Zhou Wenli, Bai Yongyi, Chen Jianqiao, Li Huiying, Zhang Baohua, Liu Hongbin
Medical School of Chinese PLA, Beijing, China.
Department of Cardiology, The Second Medical Center, Chinese PLA General Hospital, Beijing, China.
Front Genet. 2022 May 23;13:900358. doi: 10.3389/fgene.2022.900358. eCollection 2022.

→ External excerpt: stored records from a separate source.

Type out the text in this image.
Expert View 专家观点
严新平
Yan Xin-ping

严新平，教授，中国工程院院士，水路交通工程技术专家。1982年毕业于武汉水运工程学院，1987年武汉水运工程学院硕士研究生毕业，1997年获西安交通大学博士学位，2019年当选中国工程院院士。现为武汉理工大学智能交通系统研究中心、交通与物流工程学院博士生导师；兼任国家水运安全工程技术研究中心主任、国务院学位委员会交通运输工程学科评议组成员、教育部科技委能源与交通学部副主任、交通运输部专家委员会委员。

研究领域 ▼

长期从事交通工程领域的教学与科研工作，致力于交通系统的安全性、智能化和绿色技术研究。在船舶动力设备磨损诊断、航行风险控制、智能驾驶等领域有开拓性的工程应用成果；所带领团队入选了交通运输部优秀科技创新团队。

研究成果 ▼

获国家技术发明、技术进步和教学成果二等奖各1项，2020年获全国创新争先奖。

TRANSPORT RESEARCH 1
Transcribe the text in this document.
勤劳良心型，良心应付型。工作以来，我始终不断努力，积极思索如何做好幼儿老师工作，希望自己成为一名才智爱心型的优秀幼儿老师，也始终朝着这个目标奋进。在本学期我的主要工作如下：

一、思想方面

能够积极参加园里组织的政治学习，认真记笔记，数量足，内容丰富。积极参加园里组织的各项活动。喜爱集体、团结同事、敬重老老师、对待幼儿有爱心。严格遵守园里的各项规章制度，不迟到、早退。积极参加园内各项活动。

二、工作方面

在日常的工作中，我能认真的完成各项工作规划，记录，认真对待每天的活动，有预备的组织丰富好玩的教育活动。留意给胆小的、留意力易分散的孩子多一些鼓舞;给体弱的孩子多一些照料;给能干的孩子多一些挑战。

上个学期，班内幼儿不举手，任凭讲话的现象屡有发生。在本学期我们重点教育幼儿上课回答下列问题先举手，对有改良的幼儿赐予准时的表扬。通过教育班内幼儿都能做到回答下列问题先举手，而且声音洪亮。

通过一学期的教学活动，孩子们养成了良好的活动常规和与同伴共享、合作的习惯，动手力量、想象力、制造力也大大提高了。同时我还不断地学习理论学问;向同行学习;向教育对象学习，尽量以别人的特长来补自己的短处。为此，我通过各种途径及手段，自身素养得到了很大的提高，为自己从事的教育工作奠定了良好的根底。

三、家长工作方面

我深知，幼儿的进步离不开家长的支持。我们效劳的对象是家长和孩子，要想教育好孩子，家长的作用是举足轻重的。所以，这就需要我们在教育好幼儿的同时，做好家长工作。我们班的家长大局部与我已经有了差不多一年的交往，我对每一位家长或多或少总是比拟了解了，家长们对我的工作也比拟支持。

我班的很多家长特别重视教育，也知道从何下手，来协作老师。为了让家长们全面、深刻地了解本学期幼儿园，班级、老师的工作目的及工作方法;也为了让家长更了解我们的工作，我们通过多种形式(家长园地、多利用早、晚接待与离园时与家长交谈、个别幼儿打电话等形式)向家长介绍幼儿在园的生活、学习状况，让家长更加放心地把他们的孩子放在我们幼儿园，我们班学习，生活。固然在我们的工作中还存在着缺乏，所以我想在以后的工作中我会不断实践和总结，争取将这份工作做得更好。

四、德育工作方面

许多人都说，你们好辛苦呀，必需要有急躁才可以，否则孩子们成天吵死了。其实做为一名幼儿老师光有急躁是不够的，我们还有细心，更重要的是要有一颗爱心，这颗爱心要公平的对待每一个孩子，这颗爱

There are still residual risks for atherosclerosis (AS)-associated cardiovascular diseases to be resolved. Considering the vital role of phenotypic switching of smooth muscle cells (SMCs) in AS, especially in calcification, targeting SMC phenotypic modulation holds great promise for clinical implications. To perform an unbiased and systematic analysis of the molecular regulatory mechanism of phenotypic switching of SMCs during AS in mice, we searched and included several publicly available single-cell datasets from the GEO database, resulting in an inclusion of more than 80,000 cells. Algorithms implemented in the Seurat package were used for cell clustering and cell atlas depiction. The pySCENIC and SCENIC packages were used to identify master regulators of interested cell groups. Monocle2 was used to perform pseudotime analysis. clusterProfiler was used for Gene Ontology enrichment analysis. After dimensionality reduction and clustering, reliable annotation was performed. Comparative analysis between cells from normal artery and AS lesions revealed that three clusters emerged as AS progression, designated as mSMC1, mSMC2, and mSMC3. Transcriptional and functional enrichment analysis established a continuous transitional mode of SMCs' transdifferentiation to mSMCs, which is further supported by pseudotime analysis. A total of 237 regulons were identified with varying activity scores across cell types. A potential core regulatory network was constructed for SMC and mSMC subtypes. In addition, module analysis revealed a coordinate regulatory mode of regulons for a specific cell type. Intriguingly, consistent with gain of ossification-related transcriptional and functional characteristics, a corresponding small set of regulators contributing to osteochondral reprogramming was identified in mSMC3, including Dlx5, Sox9, and Runx2. Gene regulatory network inference indicates a hierarchical organization of regulatory modules that work together in fine-tuning cellular states. The analysis here provides a valuable resource that can provide guidance for subsequent biological experiments.
动脉粥样硬化(AS)相关心血管疾病仍存在残余风险有待解决。考虑到平滑肌细胞(SMC)表型转换在AS中,尤其是在钙化过程中的关键作用,靶向SMC表型调节在临床应用方面具有巨大潜力。为了对小鼠AS过程中SMC表型转换的分子调控机制进行无偏且系统的分析,我们搜索并纳入了来自GEO数据库的几个公开可用的单细胞数据集,共纳入了超过80,000个细胞。使用Seurat软件包中实现的算法进行细胞聚类和细胞图谱描绘。使用pySCENIC和SCENIC软件包识别感兴趣细胞群的主调控因子。使用Monocle2进行伪时间分析。使用clusterProfiler进行基因本体富集分析。在降维和聚类后,进行了可靠的注释。正常动脉和AS病变细胞之间的比较分析显示,随着AS进展出现了三个聚类,分别命名为mSMC1、mSMC2和mSMC3。转录和功能富集分析建立了SMC向mSMC转分化的连续过渡模式,伪时间分析进一步支持了这一模式。共鉴定出237个调控子,其在不同细胞类型中的活性得分各不相同。构建了SMC和mSMC亚型的潜在核心调控网络。此外,模块分析揭示了特定细胞类型调控子的协同调控模式。有趣的是,与骨化相关转录和功能特征的获得一致,在mSMC3中鉴定出一小部分有助于骨软骨重编程的相应调控因子,包括Dlx5、Sox9和Runx2。基因调控网络推断表明调控模块的层次组织共同精细调节细胞状态。此处的分析提供了宝贵的资源,可为后续生物学实验提供指导。